The OpenAPI spec endpoint

GET /api/sites/:slug/openapi.json
This endpoint returns a full OpenAPI 3.0 spec for the discovered site. It includes every view, action, and workflow as a typed operation with request schemas, parameter descriptions, and example values inferred during discovery. Tool-using models (GPT-4o, Claude, Gemini) can consume this spec directly — either by fetching it at runtime or by embedding it in a system prompt.

Working with the API

List discovered sites

Start by confirming which sites are available:
curl http://localhost:8787/api/sites
{
  "ok": true,
  "sites": [
    {
      "slug": "example-com",
      "origin": "https://example.com",
      "stateCount": 12,
      "viewCount": 5,
      "actionCount": 8
    }
  ]
}

Get the OpenAPI spec

Fetch the spec for your agent. The slug comes from the list above:
curl http://localhost:8787/api/sites/example-com/openapi.json
Pass this spec to your agent as a tool manifest, or load it dynamically at the start of each session.

Call an operation

# Views use GET and accept inputs as query parameters
curl "http://localhost:8787/api/sites/example-com/views/user_profile?user_id=42"

The three operation types

BrowserWire organizes discovered operations into three categories:
TypeMethodWhat it does
ViewsGETNavigates to a page or component and reads structured data from it
ActionsPOSTPerforms a single UI operation — clicking a button, selecting from a dropdown, etc.
WorkflowsPOSTExecutes a multi-step sequence of actions in order — the way users complete a full task like logging in or submitting a form
For most agent tasks, workflows are the right starting point. They package the full sequence needed to complete an operation, so your agent doesn’t need to orchestrate individual actions itself.

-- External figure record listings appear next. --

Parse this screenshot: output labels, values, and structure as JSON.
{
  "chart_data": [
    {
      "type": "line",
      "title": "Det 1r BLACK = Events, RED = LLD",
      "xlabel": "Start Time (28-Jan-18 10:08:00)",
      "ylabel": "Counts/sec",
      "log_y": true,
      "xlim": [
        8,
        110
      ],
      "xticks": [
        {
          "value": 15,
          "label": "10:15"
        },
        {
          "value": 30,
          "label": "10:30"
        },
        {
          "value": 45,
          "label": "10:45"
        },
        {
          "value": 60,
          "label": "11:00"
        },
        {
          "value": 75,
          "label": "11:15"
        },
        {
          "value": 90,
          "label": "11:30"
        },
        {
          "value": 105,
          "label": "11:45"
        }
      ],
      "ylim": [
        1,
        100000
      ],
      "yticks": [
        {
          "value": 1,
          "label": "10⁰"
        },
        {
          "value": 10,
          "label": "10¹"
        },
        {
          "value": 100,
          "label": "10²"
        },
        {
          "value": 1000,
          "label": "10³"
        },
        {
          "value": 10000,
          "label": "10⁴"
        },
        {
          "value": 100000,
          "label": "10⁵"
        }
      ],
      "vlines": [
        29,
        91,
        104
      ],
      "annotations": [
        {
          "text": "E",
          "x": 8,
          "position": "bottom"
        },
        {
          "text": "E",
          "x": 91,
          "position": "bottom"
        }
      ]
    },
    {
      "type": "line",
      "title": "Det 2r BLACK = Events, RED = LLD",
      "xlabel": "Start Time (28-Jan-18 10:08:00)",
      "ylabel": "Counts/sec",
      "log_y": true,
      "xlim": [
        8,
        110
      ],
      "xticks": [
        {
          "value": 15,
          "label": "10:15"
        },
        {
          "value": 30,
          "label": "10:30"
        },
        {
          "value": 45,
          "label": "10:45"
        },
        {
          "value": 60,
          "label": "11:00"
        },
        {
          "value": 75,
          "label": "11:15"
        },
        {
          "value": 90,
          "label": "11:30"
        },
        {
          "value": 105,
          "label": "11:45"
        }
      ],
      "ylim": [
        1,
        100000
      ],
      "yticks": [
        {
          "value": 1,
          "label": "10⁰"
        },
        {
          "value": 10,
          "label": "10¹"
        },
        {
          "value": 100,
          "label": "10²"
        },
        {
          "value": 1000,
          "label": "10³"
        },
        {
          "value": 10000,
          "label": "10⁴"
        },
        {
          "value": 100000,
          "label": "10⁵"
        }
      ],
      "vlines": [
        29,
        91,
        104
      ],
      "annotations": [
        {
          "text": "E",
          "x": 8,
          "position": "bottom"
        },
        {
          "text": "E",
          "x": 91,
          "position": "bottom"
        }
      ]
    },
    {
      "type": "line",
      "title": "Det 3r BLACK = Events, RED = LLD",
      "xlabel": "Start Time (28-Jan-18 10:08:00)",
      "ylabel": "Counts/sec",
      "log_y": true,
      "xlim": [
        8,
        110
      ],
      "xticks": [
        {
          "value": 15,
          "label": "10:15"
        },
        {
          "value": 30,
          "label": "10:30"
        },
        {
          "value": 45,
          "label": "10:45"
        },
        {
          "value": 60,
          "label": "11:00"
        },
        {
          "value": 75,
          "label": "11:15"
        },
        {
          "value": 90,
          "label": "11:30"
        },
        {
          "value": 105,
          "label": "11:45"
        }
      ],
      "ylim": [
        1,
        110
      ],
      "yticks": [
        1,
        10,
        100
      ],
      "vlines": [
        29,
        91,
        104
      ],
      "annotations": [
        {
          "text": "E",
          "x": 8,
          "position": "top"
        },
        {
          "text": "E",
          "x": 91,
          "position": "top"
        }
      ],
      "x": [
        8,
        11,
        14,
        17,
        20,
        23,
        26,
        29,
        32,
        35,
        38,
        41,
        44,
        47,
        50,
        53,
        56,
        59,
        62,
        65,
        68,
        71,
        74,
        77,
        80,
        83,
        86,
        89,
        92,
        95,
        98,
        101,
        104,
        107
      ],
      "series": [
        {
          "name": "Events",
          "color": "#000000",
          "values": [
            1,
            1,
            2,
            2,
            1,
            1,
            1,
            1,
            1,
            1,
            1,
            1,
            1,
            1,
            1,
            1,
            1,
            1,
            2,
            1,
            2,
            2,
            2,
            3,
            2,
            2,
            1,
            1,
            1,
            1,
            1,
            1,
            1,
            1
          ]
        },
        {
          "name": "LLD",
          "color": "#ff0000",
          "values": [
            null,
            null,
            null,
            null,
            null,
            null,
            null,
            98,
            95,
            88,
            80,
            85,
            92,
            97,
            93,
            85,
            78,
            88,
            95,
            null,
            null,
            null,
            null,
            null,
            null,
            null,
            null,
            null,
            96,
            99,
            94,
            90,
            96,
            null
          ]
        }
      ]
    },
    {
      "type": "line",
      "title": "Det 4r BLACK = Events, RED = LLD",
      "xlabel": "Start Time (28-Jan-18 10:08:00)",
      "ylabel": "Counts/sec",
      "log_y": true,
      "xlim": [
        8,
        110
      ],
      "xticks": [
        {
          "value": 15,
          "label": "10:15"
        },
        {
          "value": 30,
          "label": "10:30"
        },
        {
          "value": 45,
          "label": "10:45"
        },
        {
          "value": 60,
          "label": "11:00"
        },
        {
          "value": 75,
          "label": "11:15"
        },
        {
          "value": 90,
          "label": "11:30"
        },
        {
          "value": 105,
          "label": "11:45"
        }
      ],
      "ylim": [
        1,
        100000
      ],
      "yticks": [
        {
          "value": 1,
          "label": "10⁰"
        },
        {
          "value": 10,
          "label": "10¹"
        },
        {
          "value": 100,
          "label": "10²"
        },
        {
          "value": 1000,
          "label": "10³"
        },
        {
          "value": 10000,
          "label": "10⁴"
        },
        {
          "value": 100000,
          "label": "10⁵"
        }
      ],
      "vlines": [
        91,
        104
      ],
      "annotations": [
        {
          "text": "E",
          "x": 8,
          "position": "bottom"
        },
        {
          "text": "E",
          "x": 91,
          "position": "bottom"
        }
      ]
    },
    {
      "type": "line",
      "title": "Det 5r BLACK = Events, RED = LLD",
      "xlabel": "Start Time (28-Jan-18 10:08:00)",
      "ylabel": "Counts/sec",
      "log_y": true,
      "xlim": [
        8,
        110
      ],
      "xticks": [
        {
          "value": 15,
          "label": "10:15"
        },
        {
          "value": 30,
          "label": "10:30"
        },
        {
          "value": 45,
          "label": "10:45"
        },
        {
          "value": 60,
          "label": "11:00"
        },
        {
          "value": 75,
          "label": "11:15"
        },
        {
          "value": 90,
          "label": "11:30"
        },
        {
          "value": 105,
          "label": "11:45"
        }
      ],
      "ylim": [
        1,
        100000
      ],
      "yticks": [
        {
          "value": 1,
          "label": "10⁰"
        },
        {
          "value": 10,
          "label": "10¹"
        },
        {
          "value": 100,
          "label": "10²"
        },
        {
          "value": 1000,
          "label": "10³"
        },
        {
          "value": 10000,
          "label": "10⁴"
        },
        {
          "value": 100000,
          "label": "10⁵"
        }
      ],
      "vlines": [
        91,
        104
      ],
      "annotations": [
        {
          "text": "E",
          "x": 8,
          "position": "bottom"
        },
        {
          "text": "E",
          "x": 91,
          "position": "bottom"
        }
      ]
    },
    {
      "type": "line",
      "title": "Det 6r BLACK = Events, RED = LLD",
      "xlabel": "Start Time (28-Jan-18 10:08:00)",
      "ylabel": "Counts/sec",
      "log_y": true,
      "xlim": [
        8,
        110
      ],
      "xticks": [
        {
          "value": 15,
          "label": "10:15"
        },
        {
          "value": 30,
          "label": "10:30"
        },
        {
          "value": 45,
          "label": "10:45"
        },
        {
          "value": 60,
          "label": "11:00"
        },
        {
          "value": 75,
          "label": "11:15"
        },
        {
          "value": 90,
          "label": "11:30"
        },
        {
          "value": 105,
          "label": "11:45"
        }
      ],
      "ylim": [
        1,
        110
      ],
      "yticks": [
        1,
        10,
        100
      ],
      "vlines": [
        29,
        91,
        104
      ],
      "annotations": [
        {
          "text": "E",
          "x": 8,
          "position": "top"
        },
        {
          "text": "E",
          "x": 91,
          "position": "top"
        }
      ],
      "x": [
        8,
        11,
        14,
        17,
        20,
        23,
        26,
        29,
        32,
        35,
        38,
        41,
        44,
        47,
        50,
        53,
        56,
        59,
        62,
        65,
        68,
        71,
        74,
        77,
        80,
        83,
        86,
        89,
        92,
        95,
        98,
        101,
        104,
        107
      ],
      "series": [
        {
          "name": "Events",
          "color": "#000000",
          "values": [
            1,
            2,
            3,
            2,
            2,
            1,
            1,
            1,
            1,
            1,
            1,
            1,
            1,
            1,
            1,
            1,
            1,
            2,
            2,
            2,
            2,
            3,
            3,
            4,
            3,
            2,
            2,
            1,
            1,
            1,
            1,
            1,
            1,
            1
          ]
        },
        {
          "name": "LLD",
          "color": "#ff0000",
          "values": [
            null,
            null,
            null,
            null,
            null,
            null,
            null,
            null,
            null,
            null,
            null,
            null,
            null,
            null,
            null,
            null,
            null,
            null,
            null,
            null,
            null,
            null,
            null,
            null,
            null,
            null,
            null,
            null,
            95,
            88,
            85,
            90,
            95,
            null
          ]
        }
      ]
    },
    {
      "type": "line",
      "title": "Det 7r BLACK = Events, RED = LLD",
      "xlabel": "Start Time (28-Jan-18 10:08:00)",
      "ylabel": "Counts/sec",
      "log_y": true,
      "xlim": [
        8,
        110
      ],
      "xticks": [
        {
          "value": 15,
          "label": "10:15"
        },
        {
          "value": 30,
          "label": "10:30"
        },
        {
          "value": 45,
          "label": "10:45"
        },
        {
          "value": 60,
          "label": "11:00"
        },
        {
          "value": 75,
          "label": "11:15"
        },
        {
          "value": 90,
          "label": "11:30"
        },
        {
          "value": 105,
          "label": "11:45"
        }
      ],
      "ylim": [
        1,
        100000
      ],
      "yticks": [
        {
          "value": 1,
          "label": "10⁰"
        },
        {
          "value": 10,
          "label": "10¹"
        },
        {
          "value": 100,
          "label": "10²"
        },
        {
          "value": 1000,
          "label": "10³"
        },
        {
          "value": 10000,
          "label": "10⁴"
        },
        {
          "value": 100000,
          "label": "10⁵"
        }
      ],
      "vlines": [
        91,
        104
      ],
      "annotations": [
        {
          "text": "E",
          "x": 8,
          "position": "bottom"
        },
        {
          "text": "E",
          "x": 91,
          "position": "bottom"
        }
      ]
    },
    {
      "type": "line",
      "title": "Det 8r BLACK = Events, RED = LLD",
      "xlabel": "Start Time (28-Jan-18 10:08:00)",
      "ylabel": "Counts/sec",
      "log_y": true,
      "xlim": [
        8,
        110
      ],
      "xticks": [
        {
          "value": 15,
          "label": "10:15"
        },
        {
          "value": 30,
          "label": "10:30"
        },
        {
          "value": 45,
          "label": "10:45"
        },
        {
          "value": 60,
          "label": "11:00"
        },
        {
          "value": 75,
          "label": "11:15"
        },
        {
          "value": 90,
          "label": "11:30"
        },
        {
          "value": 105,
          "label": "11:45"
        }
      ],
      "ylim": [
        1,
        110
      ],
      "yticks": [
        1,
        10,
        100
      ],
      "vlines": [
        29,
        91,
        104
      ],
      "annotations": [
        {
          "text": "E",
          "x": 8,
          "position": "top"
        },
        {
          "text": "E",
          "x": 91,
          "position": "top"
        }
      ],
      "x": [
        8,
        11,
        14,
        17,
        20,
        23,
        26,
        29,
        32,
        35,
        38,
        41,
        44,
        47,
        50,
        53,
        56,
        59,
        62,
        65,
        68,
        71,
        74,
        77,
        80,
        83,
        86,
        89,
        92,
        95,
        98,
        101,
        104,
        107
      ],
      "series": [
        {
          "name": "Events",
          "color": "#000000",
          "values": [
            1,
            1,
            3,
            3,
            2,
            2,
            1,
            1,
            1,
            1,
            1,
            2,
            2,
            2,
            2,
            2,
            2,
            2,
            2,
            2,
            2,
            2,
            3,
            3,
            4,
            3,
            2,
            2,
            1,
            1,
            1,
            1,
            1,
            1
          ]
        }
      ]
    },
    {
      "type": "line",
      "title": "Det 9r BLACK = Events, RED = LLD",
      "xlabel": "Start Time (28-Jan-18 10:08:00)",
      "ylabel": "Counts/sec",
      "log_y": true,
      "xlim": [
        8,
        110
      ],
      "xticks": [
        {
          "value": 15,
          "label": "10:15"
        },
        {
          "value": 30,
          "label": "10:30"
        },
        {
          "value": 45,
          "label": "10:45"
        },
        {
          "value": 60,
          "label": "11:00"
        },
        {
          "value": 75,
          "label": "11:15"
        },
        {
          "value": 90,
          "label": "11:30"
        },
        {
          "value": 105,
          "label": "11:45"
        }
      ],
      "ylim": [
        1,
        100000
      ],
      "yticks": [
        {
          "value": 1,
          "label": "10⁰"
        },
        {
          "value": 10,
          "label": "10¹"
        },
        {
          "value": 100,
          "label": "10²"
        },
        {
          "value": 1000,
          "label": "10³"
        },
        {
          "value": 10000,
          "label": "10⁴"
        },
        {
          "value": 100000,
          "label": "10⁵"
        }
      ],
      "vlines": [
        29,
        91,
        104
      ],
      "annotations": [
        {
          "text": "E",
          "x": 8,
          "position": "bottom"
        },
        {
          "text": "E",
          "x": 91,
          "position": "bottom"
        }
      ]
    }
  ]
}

Testing operations interactively

Before connecting an agent, you can test every discovered operation in the browser using the Swagger UI:
open http://localhost:8787/api/sites/example-com/docs
Replace example-com with your site’s slug. The Swagger UI lists all views, actions, and workflows with their input schemas, and lets you execute them directly.

CORS

All API endpoints include permissive CORS headers by default:
Access-Control-Allow-Origin: *
Access-Control-Allow-Methods: GET, POST, OPTIONS
Access-Control-Allow-Headers: Content-Type
This means you can call the BrowserWire API directly from a browser-based agent or frontend without proxy configuration.
The BrowserWire server listens on 127.0.0.1 by default, so it’s only reachable from the local machine. If you need to access it from another host (e.g., a remote agent), start the server with browserwire --host 0.0.0.0 and ensure the port is accessible.